MONDE ARABE

Tunisie : Finances publiques…vers l’inconnu

Le Chef du gouvernement, Elyes Fakhfekh vient de publier, une circulaire relative à l’élaboration du budget de l’Etat pour l’exercice 2021 où plusieurs mesures ont été annoncées se rapportant à la gestion des frais de fonctionnement et des dépenses d’investissement de l’Etat. Concernant les frais de fonctionnement, en particulier, ceci concerne la compression des primes de rendement, le gel des recrutements et le report des promotions et programmes de formation.
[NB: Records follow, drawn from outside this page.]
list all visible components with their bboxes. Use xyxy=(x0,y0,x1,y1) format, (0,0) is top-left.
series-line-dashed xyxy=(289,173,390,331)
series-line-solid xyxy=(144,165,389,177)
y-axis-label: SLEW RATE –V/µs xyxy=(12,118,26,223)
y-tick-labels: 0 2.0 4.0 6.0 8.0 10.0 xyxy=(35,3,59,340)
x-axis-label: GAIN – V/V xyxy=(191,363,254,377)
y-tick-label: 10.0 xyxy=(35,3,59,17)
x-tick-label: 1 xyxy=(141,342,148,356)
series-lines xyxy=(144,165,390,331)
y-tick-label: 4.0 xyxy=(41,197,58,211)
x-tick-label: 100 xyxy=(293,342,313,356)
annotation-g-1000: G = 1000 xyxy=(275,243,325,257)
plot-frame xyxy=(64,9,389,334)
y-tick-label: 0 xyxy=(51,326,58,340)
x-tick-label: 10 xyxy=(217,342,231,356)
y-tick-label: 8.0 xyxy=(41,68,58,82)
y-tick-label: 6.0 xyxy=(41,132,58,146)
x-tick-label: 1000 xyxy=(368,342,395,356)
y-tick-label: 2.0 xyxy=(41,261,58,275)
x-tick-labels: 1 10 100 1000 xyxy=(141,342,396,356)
D’autres mesures ont été annoncées, à cet effet, telles que la non-compensation des postes vacants, le redéploiement des ressources humaines, la limitation des heures supplémentaires et la rationalisation de la consommation d’énergie. La circulaire appelle à doubler d’effort pour rationaliser les dépenses de fonctionnement durant la période 2021- 2023, afin que leur évolution globale ne dépasse pas les 3%. Côté dépenses d’investissement, le Chef du Gouvernement demande le rééchelonnement des payements des fournisseurs publics, déjà ruinés par des arriérés non réglés de l’ordre de 700 millions de dinars et ce, parallèlement à la priorisation de la réalisation des grands projets, renvoyée depuis de longues années aux calandres grecques. La circulaire, qui a suscité colère et polémique, justifie les mesures par les effets négatifs de la crise sanitaire sur l’économie et les finances publiques, ce qui aura pour conséquence, selon les explications avancées, une régression importante des ressources de l’Etat.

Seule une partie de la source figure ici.